第6回 電撃小説大賞への道~その一~

 前回まではモンゴル旅行記を書いていたわけであるが、さて次は何を書こうか、というところでしばらく悩んでいたりした。


 2009年のハイライトはモンゴル旅行なのであるが、2010年もそれなりに劇的な出来事が数多く起こった。ただ、その話は非常にセンシティブな、自分にとってもそうだし、多くの人を巻き込む内容でもあるので、一度noteに掲載したこともあったけれど、結局取り下げたりした。


 ただ、その2010年の話を避けても、これから書く内容はなんとか成り立つので、一気に時をすっ飛ばして、2011年から2012年にかけての思い出話でも語ろうと思う。


 皆さんも、鮮烈に憶えているかと思う。


 2011年3月11日、東日本大震災。


 あの大災害が日本にもたらした影響は、計り知れないものがある。多くの人が価値観や世界観、人生観を大きく変化させられたことだろう。私もまた、自分の今後について見つめ直さざるをえなかった。


 ちょうどその頃、「よさりの兎」というタイトルで、アメブロ上で連載小説を書いていた。内容は、とある高校の拳法部を舞台とした青春ドラマである。


 と聞いて、ピンと来た方は、正解(非常に数は少ないと思うが)。


 「よさりの兎」は、私のデビュー作『ファイティング☆ウィッチ』のプロトタイプとも言える長編だった。


 東日本大震災にショックを受けた私は、いつ何が起こるかわからないこの世の中で、モタモタしている余裕は無い、と考えていた。とにかく書かなければいけない、という思いに駆られていた。


 そうして「よさりの兎」を書き続けている間に、さらなる衝撃が訪れた。


 自分が勤めている会社が、他社と合併する、という話が出てきたのだ。


 表面上は対等合併とのことだったが、内々で、合併後の主導権は相手側にあるということを聞いていたので、実際には吸収合併、自分の会社は吸収される側ということがわかっていた。


 今後自分達の扱いが格段に悪くなるであろうことは容易に想像できた。


 しかも、それまでは東京勤務で済んでいたのが、合併することで全国規模となり、他の支店や、海外関係会社へ転勤を命じられる可能性まで出てきてしまった。


 事前説明会の時、向こうの会社の役員に、うちの会社の誰かが質問した。


「転勤を拒んだら、どうなるんですか?」


 役員は答えた。


「人事の査定には響くでしょうね」


 愕然とした。しかもなぜ転勤をさせるのか、そこに深い理由は無いようだった。ただ「うちの会社では同じ地域にいるのは7年まで、というルールになっているので」という、それだけのことで、この人はこれが得意だからこの支店で、とか、この人はこの外国語が話せるからこの海外関係会社で、とか、そういう納得のいく理由で転勤させるのではない、ということが窺えた。
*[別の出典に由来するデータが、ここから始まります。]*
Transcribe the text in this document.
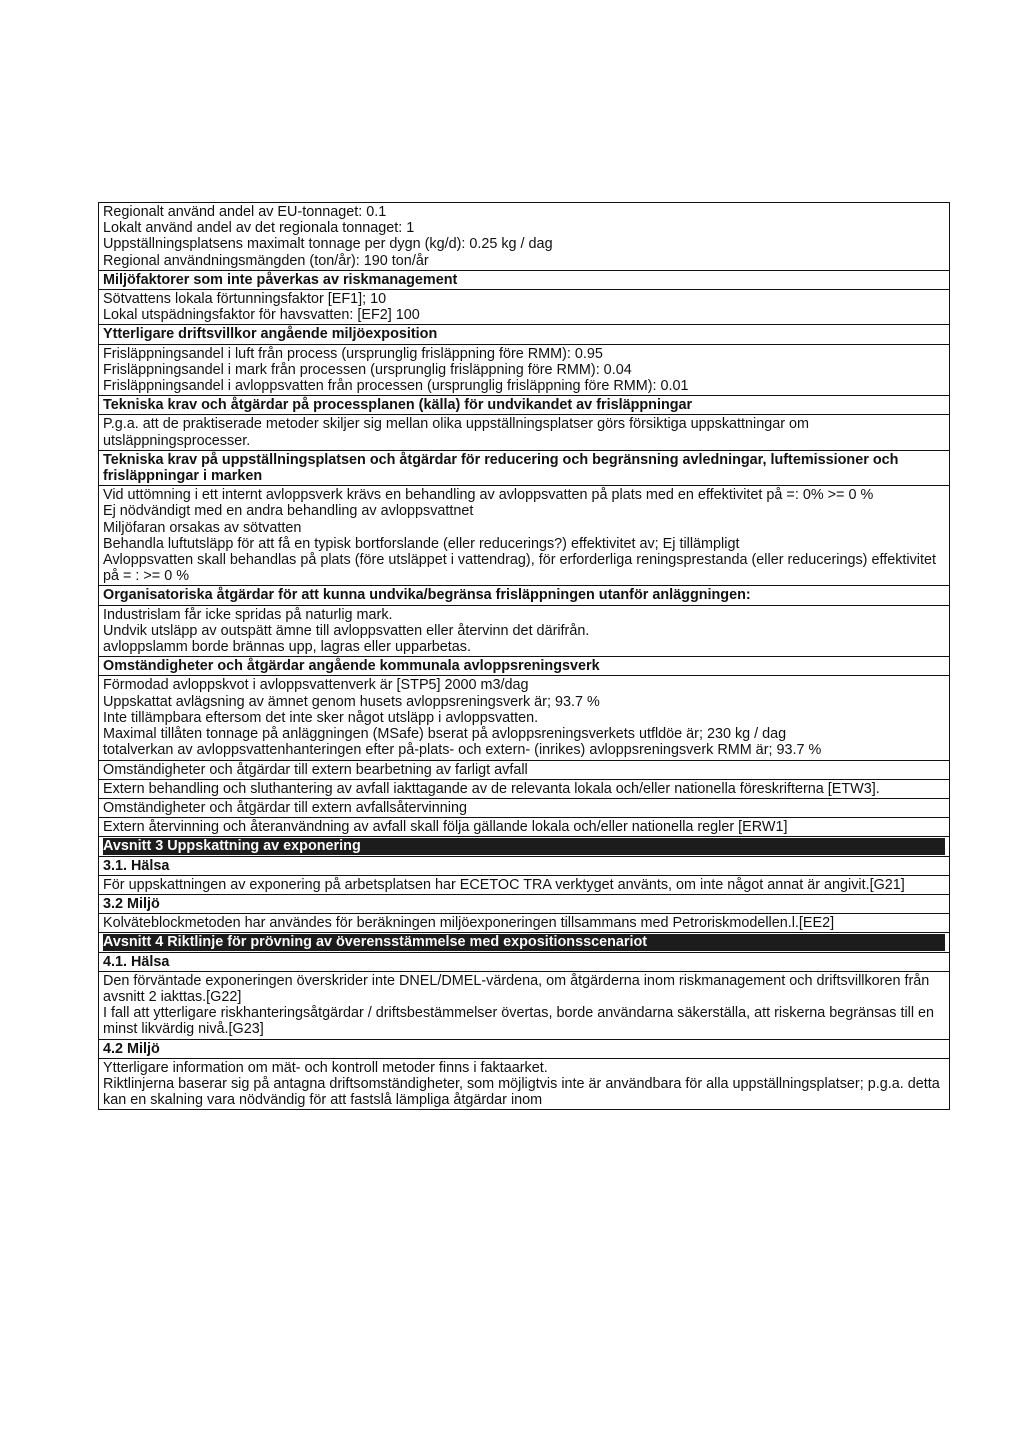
Regionalt använd andel av EU-tonnaget: 0.1
Lokalt använd andel av det regionala tonnaget: 1
Uppställningsplatsens maximalt tonnage per dygn (kg/d): 0.25 kg / dag
Regional användningsmängden (ton/år): 190 ton/år
Miljöfaktorer som inte påverkas av riskmanagement
Sötvattens lokala förtunningsfaktor [EF1]; 10
Lokal utspädningsfaktor för havsvatten: [EF2] 100
Ytterligare driftsvillkor angående miljöexposition
Frisläppningsandel i luft från process (ursprunglig frisläppning före RMM): 0.95
Frisläppningsandel i mark från processen (ursprunglig frisläppning före RMM): 0.04
Frisläppningsandel i avloppsvatten från processen (ursprunglig frisläppning före RMM): 0.01
Tekniska krav och åtgärdar på processplanen (källa) för undvikandet av frisläppningar
P.g.a. att de praktiserade metoder skiljer sig mellan olika uppställningsplatser görs försiktiga uppskattningar om utsläppningsprocesser.
Tekniska krav på uppställningsplatsen och åtgärdar för reducering och begränsning avledningar, luftemissioner och frisläppningar i marken
Vid uttömning i ett internt avloppsverk krävs en behandling av avloppsvatten på plats med en effektivitet på =: 0% >= 0 %
Ej nödvändigt med en andra behandling av avloppsvattnet
Miljöfaran orsakas av sötvatten
Behandla luftutsläpp för att få en typisk bortforslande (eller reducerings?) effektivitet av; Ej tillämpligt
Avloppsvatten skall behandlas på plats (före utsläppet i vattendrag), för erforderliga reningsprestanda (eller reducerings) effektivitet på = : >= 0 %
Organisatoriska åtgärdar för att kunna undvika/begränsa frisläppningen utanför anläggningen:
Industrislam får icke spridas på naturlig mark.
Undvik utsläpp av outspätt ämne till avloppsvatten eller återvinn det därifrån.
avloppslamm borde brännas upp, lagras eller upparbetas.
Omständigheter och åtgärdar angående kommunala avloppsreningsverk
Förmodad avloppskvot i avloppsvattenverk är [STP5] 2000 m3/dag
Uppskattat avlägsning av ämnet genom husets avloppsreningsverk är; 93.7 %
Inte tillämpbara eftersom det inte sker något utsläpp i avloppsvatten.
Maximal tillåten tonnage på anläggningen (MSafe) bserat på avloppsreningsverkets utfldöe är; 230 kg / dag
totalverkan av avloppsvattenhanteringen efter på-plats- och extern- (inrikes) avloppsreningsverk RMM är; 93.7 %
Omständigheter och åtgärdar till extern bearbetning av farligt avfall
Extern behandling och sluthantering av avfall iakttagande av de relevanta lokala och/eller nationella föreskrifterna [ETW3].
Omständigheter och åtgärdar till extern avfallsåtervinning
Extern återvinning och återanvändning av avfall skall följa gällande lokala och/eller nationella regler [ERW1]
Avsnitt 3 Uppskattning av exponering
3.1. Hälsa
För uppskattningen av exponering på arbetsplatsen har ECETOC TRA verktyget använts, om inte något annat är angivit.[G21]
3.2 Miljö
Kolväteblockmetoden har användes för beräkningen miljöexponeringen tillsammans med Petroriskmodellen.l.[EE2]
Avsnitt 4 Riktlinje för prövning av överensstämmelse med expositionsscenariot
4.1. Hälsa
Den förväntade exponeringen överskrider inte DNEL/DMEL-värdena, om åtgärderna inom riskmanagement och driftsvillkoren från avsnitt 2 iakttas.[G22]
I fall att ytterligare riskhanteringsåtgärdar / driftsbestämmelser övertas, borde användarna säkerställa, att riskerna begränsas till en minst likvärdig nivå.[G23]
4.2 Miljö
Ytterligare information om mät- och kontroll metoder finns i faktaarket.
Riktlinjerna baserar sig på antagna driftsomständigheter, som möjligtvis inte är användbara för alla uppställningsplatser; p.g.a. detta kan en skalning vara nödvändig för att fastslå lämpliga åtgärdar inom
(このままだと、会社の都合(しかもフワフワした采配)で人生を振り回されることになってしまう。そんなのまっぴらごめんだ!)


 いよいよその時が来た、と思っていた。プロの作家としてデビューし、会社勤めをやめるべき時が。


 でも、自分にはまだその資格が無い。


 プロとして本を出すための資格が無い。


 だから否応なしに何かの文学賞に挑戦するしかなかった。


 時は2012年2月。その時期から書き始めて間に合いそうな文学賞の中から、私は「電撃小説大賞」を選んだ。


 これまでは伊豆文学賞に応募するだけで、「プロになる」という意思のもと動いてこなかった自分だったが、ここに至ってついに、「プロになりたい」という明確な目標を持って動き出したのである。